Erstellt am 13. November 2011, 12:44

Grasser-Anwalt weist Korruptionsvorwürfe zurück. Manfred Ainedter, der Anwalt von Ex-Finanzminister Grasser, hat heute alle Vorwürfe gegen seinen Mandanten zurückgewiesen.

An dem durch Zeugenaussagen und einen Aktenvermerk erhärteten Korruptionsverdacht beim Linzer Terminal Tower sei überhaupt nichts dran, unterstrich Ainedter Sonntagvormittag..

Grasser sei von den Ermittlern zu dem Thema nur einmal vor etwa einem Jahr befragt worden. Sein Mandant habe alle Konten offengelegt und nie irgendein Bestechungsgeld bekommen, betont der Anwalt.

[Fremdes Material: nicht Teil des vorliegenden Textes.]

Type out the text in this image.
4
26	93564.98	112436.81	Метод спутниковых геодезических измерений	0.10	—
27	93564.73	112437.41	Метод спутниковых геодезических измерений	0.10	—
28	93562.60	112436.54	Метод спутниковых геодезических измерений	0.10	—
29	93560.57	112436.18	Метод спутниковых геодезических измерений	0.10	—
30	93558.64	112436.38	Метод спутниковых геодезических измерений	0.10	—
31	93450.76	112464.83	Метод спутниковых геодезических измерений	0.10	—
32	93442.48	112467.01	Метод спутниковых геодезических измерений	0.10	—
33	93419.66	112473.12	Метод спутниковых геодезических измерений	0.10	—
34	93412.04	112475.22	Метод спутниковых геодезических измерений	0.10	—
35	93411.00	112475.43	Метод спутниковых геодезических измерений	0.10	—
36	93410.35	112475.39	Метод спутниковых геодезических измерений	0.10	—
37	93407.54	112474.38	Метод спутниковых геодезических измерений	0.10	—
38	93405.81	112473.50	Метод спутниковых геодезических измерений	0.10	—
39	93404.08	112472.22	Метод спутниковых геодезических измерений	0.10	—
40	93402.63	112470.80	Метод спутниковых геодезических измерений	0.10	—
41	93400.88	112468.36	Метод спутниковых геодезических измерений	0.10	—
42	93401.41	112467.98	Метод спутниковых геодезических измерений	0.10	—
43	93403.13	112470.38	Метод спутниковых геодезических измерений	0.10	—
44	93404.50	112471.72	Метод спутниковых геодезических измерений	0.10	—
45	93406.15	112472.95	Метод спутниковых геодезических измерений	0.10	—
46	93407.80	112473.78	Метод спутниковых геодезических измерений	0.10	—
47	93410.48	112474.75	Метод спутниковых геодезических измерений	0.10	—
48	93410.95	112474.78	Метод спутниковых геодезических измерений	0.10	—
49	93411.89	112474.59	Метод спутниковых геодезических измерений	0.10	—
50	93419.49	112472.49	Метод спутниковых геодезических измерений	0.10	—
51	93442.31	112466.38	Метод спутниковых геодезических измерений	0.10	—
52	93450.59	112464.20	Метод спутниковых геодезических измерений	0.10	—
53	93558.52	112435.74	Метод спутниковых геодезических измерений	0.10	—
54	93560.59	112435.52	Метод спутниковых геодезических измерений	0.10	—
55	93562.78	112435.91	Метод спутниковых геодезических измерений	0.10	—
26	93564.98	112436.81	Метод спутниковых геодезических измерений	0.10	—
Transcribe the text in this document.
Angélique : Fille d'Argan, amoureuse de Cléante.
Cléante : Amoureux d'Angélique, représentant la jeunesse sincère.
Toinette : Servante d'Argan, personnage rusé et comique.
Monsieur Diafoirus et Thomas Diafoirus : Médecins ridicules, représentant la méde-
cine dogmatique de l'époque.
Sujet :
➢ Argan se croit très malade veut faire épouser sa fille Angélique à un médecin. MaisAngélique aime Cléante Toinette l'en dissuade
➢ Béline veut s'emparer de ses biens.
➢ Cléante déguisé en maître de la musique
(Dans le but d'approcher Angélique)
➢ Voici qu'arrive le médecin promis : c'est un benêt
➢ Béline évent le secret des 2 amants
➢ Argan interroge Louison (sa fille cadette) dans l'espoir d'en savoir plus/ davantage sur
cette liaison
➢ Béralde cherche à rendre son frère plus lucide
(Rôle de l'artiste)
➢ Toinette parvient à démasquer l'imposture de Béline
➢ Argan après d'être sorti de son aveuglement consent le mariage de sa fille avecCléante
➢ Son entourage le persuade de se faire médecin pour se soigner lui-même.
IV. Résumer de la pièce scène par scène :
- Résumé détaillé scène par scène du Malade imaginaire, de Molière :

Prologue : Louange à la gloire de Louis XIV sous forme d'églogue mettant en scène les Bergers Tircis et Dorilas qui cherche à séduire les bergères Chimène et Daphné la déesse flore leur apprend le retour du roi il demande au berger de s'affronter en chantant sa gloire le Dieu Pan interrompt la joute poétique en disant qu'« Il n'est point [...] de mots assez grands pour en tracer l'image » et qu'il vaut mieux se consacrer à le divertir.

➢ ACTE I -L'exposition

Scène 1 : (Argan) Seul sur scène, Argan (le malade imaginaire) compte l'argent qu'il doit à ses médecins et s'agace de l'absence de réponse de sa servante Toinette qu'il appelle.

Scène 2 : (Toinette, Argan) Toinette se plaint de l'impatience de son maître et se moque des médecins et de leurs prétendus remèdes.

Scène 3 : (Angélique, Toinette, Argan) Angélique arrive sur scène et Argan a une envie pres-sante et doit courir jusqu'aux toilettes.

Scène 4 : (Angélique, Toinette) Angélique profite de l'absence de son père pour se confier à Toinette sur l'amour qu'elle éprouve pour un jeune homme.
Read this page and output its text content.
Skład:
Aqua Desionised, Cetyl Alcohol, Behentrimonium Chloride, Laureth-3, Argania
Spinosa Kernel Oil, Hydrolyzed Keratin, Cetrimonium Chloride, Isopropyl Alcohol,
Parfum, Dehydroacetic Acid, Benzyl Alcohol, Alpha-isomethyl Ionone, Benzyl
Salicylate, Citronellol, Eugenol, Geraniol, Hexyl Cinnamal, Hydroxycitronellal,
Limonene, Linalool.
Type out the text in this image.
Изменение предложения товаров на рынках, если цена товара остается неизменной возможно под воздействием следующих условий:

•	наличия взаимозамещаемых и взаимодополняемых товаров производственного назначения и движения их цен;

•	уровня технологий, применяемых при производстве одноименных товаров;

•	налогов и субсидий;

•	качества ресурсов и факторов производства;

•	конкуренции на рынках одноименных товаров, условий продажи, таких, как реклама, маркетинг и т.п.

Das Finanzministerium habe über die Einmietung in den vom Baukonzern Porr errichteten Büroturm monatelang auf Beamtenebene verhandelt, bis es zum Vertragsabschluss gekommen sei. Dabei habe das Finanzministerium einen viel günstigeren Mietpreis erreicht als etwa die ebenfalls dort eingemietete Pensionsversicherungsanstalt, die einen höheren Zins zahle, erläuterte Ainedter.

Den vom "Kurier" veröffentlichten Aktenvermerk der Porr, wo von einer teureren Mietvariante verbunden mit 700.000 Euro einmaliger Zahlung an die Finanz die Rede sei, kenne er aus dem Akt. Sein Mandant habe damit aber nichts zu tun.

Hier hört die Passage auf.